Parents refuse to engage like they used to, are far more demanding and can be quite useless. We can just about pay for teaching staff at the moment, but nothing else. God help you if you are anything other than a middle of the road child, with a decent family.

And get to fuck with all your ideas about letting parents have a look at the budget. It’s already public record (well, unless you’re an academy, where you can obfuscate the numbers to fuck), and we as governors don’t just sit around drinking tea and eating biscuits. We are making difficult decisions every bloody week, with a damn sight more information and care than a bunch of parents. The idea that a bunch of randoms could magically come up with spare thousands of pounds in our budget is deeply offensive.

ReverseTheFerret · 19/11/2018 12:05

Parents refuse to engage like they used to, are far more demanding and can be quite useless.

Oi!
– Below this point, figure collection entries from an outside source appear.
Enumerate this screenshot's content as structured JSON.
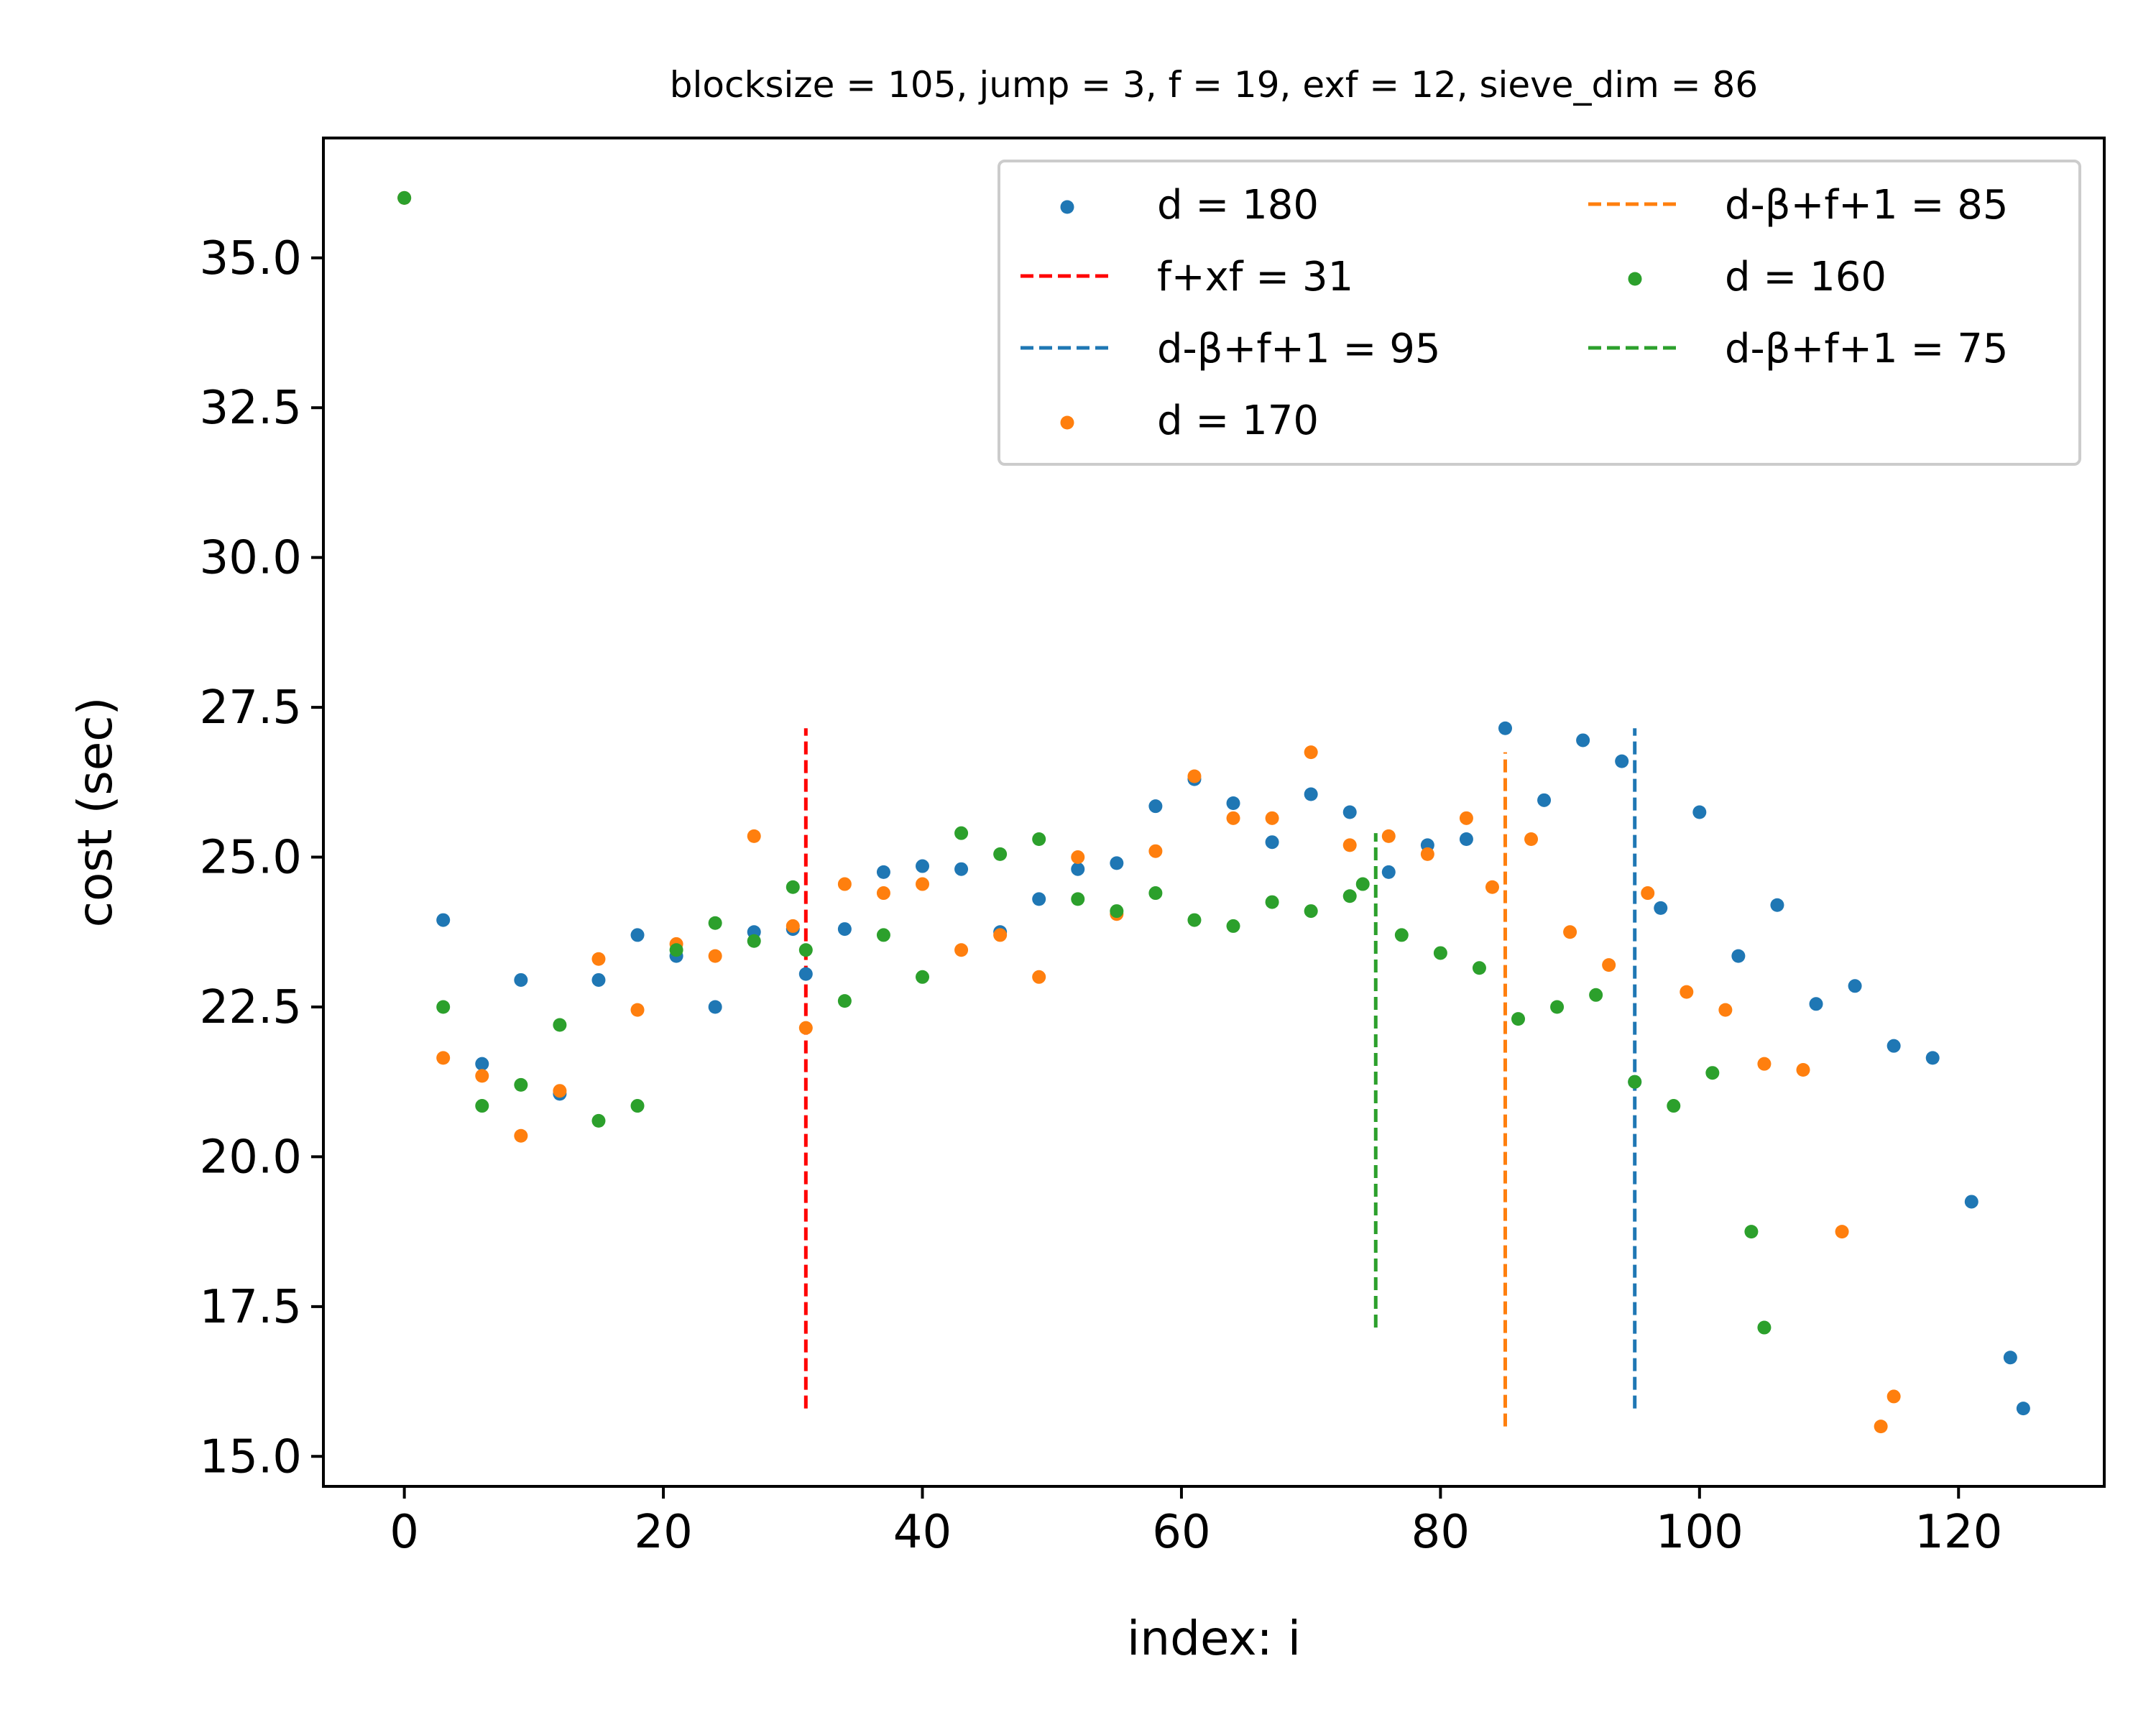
{
  "chart_data": {
    "type": "scatter",
    "title": "blocksize = 105, jump = 3, f = 19, exf = 12, sieve_dim = 86",
    "xlabel": "index: i",
    "ylabel": "cost (sec)",
    "xlim": [
      -6.25,
      131.25
    ],
    "ylim": [
      14.5,
      37.0
    ],
    "xticks": [
      0,
      20,
      40,
      60,
      80,
      100,
      120
    ],
    "xtick_labels": [
      "0",
      "20",
      "40",
      "60",
      "80",
      "100",
      "120"
    ],
    "yticks": [
      15.0,
      17.5,
      20.0,
      22.5,
      25.0,
      27.5,
      30.0,
      32.5,
      35.0
    ],
    "ytick_labels": [
      "15.0",
      "17.5",
      "20.0",
      "22.5",
      "25.0",
      "27.5",
      "30.0",
      "32.5",
      "35.0"
    ],
    "grid": false,
    "legend": {
      "position": "top-right",
      "columns": 2,
      "entries": [
        {
          "label": "d = 180",
          "kind": "scatter",
          "color": "#1f77b4"
        },
        {
          "label": "f+xf = 31",
          "kind": "dashed",
          "color": "#ff0000"
        },
        {
          "label": "d-β+f+1 = 95",
          "kind": "dashed",
          "color": "#1f77b4"
        },
        {
          "label": "d = 170",
          "kind": "scatter",
          "color": "#ff7f0e"
        },
        {
          "label": "d-β+f+1 = 85",
          "kind": "dashed",
          "color": "#ff7f0e"
        },
        {
          "label": "d = 160",
          "kind": "scatter",
          "color": "#2ca02c"
        },
        {
          "label": "d-β+f+1 = 75",
          "kind": "dashed",
          "color": "#2ca02c"
        }
      ]
    },
    "series": [
      {
        "name": "d = 180",
        "color": "#1f77b4",
        "x": [
          0,
          3,
          6,
          9,
          12,
          15,
          18,
          21,
          24,
          27,
          30,
          31,
          34,
          37,
          40,
          43,
          46,
          49,
          52,
          55,
          58,
          61,
          64,
          67,
          70,
          73,
          76,
          79,
          82,
          85,
          88,
          91,
          94,
          95,
          97,
          100,
          103,
          106,
          109,
          112,
          115,
          118,
          121,
          124,
          125
        ],
        "y": [
          36.0,
          23.95,
          21.55,
          22.95,
          21.05,
          22.95,
          23.7,
          23.35,
          22.5,
          23.75,
          23.8,
          23.05,
          23.8,
          24.75,
          24.85,
          24.8,
          23.75,
          24.3,
          24.8,
          24.9,
          25.85,
          26.3,
          25.9,
          25.25,
          26.05,
          25.75,
          24.75,
          25.2,
          25.3,
          27.15,
          25.95,
          26.95,
          26.6,
          21.25,
          24.15,
          25.75,
          23.35,
          24.2,
          22.55,
          22.85,
          21.85,
          21.65,
          19.25,
          16.65,
          15.8
        ]
      },
      {
        "name": "d = 170",
        "color": "#ff7f0e",
        "x": [
          0,
          3,
          6,
          9,
          12,
          15,
          18,
          21,
          24,
          27,
          30,
          31,
          34,
          37,
          40,
          43,
          46,
          49,
          52,
          55,
          58,
          61,
          64,
          67,
          70,
          73,
          76,
          79,
          82,
          84,
          87,
          90,
          93,
          96,
          99,
          102,
          105,
          108,
          111,
          114,
          115
        ],
        "y": [
          36.0,
          21.65,
          21.35,
          20.35,
          21.1,
          23.3,
          22.45,
          23.55,
          23.35,
          25.35,
          23.85,
          22.15,
          24.55,
          24.4,
          24.55,
          23.45,
          23.7,
          23.0,
          25.0,
          24.05,
          25.1,
          26.35,
          25.65,
          25.65,
          26.75,
          25.2,
          25.35,
          25.05,
          25.65,
          24.5,
          25.3,
          23.75,
          23.2,
          24.4,
          22.75,
          22.45,
          21.55,
          21.45,
          18.75,
          15.5,
          16.0
        ]
      },
      {
        "name": "d = 160",
        "color": "#2ca02c",
        "x": [
          0,
          3,
          6,
          9,
          12,
          15,
          18,
          21,
          24,
          27,
          30,
          31,
          34,
          37,
          40,
          43,
          46,
          49,
          52,
          55,
          58,
          61,
          64,
          67,
          70,
          73,
          74,
          77,
          80,
          83,
          86,
          89,
          92,
          95,
          98,
          101,
          104,
          105
        ],
        "y": [
          36.0,
          22.5,
          20.85,
          21.2,
          22.2,
          20.6,
          20.85,
          23.45,
          23.9,
          23.6,
          24.5,
          23.45,
          22.6,
          23.7,
          23.0,
          25.4,
          25.05,
          25.3,
          24.3,
          24.1,
          24.4,
          23.95,
          23.85,
          24.25,
          24.1,
          24.35,
          24.55,
          23.7,
          23.4,
          23.15,
          22.3,
          22.5,
          22.7,
          21.25,
          20.85,
          21.4,
          18.75,
          17.15
        ]
      }
    ],
    "vlines": [
      {
        "name": "f+xf = 31",
        "x": 31,
        "ymin": 15.8,
        "ymax": 27.15,
        "color": "#ff0000"
      },
      {
        "name": "d-β+f+1 = 95",
        "x": 95,
        "ymin": 15.8,
        "ymax": 27.15,
        "color": "#1f77b4"
      },
      {
        "name": "d-β+f+1 = 85",
        "x": 85,
        "ymin": 15.5,
        "ymax": 26.75,
        "color": "#ff7f0e"
      },
      {
        "name": "d-β+f+1 = 75",
        "x": 75,
        "ymin": 17.15,
        "ymax": 25.4,
        "color": "#2ca02c"
      }
    ]
  }
}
I'm a bloody awesome parent (also just-elected parent governor but I'm not counting that yet since I'm just getting my head around it all and it only happened in the last fortnight... and Ofsted are due back this year with a view to seeing if we hit outstanding ) to the extent that I'm using my own primary teacher trained but been out of the classroom a few years background to help the school out running various intervention groups (gets me some recent classroom experience and I enjoy do it) to try to keep things as good as they possibly can be for the kids in the school and support the staff.

I also send cake into the staffroom to say thank you cos the staff are bloody awesome when I can!

We're not all unreasonable demanding sods!

Clavinova · 19/11/2018 12:11

If the letter from the head teacher is genuine - then he/she is a very poor manager.

You don't let your staff regularly undertake overtime in excess of 30 additional (unpaid) hours per week and then 'guilt trip' the parents - you find ways to cut down on marking requirements (each school is different), staff meetings, unnecessary form-filling etc. that you, the head teacher and your SLT are asking them to do.

Why are the school asking for donations of tea, coffee and soft drinks?